People came by—the music room was a public space, open to all the Fellows—and always saw him there. He listened to CDs. He read The International Herald Tribune. He browsed American magazines as out of date as the copies in barbershops and dentists’ wait
ing rooms back home. After a while he just sat, changing every once in a while from this chair to that or switching to one or another of the room’s sofas to create at least the illusion that he was not simply vegetating.
People respected his privacy even more than he did, but because he was too shy (or too much at a loss for something to say to them) to initiate conversation, he waited for someone to speak to him first, waited for a signal. A simple gesture of the hand, a nod in his direction would have done, just some preemptive eye contact would have, but no one, perhaps because their memory of his behavior in this room was still too fresh, ever offered it.
His feelings for his situation, that he was outgunned in this country, outsmarted, outmanned, overwhelmed, overcome, did not make him anxious to return to his room, however. Yet there was no question of his quitting Arles, or even France, and returning early to America. For one thing, he had neither the funds for gallivanting about Europe (and even if he had, what guarantees were there that there would not be sights in any of those other places that wouldn’t pull him up just as short as they had done here?) nor the nerve to admit to his Indianapolis pals that he couldn’t go the distance. And, frankly, there was an even more practical reason he could not quit Arles. His job, at least the possibility of his being promoted to Full Professor, may very well have been on the line. Miller had no reputation as a scholar. He hadn’t published so much as a textbook. He wasn’t, he thought, a bad teacher, but the fact was that his classes didn’t always make and when that happened and (always at the last minute) he was pulled out of a section and assigned to teach a different course altogether, there wasn’t always enough time for him to bring himself up to speed and, well, naturally the teaching suffered. His fellowship in Arles had been a feather not only in his cap but in Booth Tarkington’s, too, and if he were to throw up his hands and go back to Indianapolis now, his tail between his legs, before the full five weeks were up, he could kiss his advancement goodbye. (Because there actually was a record.
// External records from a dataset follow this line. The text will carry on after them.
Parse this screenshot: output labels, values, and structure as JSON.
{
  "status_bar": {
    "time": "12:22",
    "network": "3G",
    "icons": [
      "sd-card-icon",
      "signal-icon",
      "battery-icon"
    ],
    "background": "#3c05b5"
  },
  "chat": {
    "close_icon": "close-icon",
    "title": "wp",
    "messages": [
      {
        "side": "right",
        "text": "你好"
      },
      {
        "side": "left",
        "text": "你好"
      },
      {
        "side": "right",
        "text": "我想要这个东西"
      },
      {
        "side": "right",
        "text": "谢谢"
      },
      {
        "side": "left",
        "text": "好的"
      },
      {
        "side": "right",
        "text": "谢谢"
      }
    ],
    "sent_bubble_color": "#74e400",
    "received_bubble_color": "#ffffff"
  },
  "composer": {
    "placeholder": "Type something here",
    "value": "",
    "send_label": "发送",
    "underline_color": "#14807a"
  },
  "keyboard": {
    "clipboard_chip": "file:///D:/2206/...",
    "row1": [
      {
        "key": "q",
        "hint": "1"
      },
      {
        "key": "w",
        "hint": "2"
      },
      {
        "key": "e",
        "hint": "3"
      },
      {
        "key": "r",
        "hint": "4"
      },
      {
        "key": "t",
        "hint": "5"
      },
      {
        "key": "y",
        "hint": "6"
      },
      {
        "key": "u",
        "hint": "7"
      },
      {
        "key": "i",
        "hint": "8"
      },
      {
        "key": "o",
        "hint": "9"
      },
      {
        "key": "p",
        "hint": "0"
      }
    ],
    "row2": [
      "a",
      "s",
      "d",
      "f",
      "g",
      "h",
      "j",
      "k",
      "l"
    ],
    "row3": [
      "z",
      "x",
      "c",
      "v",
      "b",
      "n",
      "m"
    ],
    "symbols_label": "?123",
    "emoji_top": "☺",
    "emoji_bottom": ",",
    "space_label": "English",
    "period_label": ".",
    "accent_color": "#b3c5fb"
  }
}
And there was actually a place on it where black marks could be set down against you on it.) Admittedly, there were many people his age who weren’t full professors. Most, probably. He wasn’t necessarily even in competition with them. (Community colleges weren’t bad places to teach. It was pretty laidback, really. So it wasn’t as if Miller were in any particular rush or something. The idea of a thirty-six-year-old—thirty- seven by the time he’d be in Indianapolis again—Associate Professor—or even a forty- or forty-one-year-old one— wasn’t particularly bothersome.) It was the thought of still being locked into his present rank when he was in his fifties that got to him, of becoming this school crossing guard of a professor. So it was out of the question that he abandon Arles. He didn’t even have to produce the monograph. All he really had to do was just give them some evidence—it really was laidback, it really was—that he was still working on it, that it was in the works.
It may have been all this thinking about time (the weeks left to him in Arles, the years ahead of him when he would pull himself up hand over hand from one rank to achieve another) that led him to notice that there sometimes appeared in the music room persons he hadn’t seen there before. Only then did it occur to him that for some of the Fellows at least rotation had already happened. (He hadn’t seen that crippled political geographer around lately, he hadn’t seen Myra Gynt, the composer from the University of Michigan.) Rather than panic at the thought that he’d lost track of time—he knew he’d lost track of time—or let it bother him much that possibly weeks had gone by without his doing any work on his project, he took a sort of encouragement from the idea that these might be people who hadn’t witnessed his debacle in the music room, who may not, in fact, even have heard of it.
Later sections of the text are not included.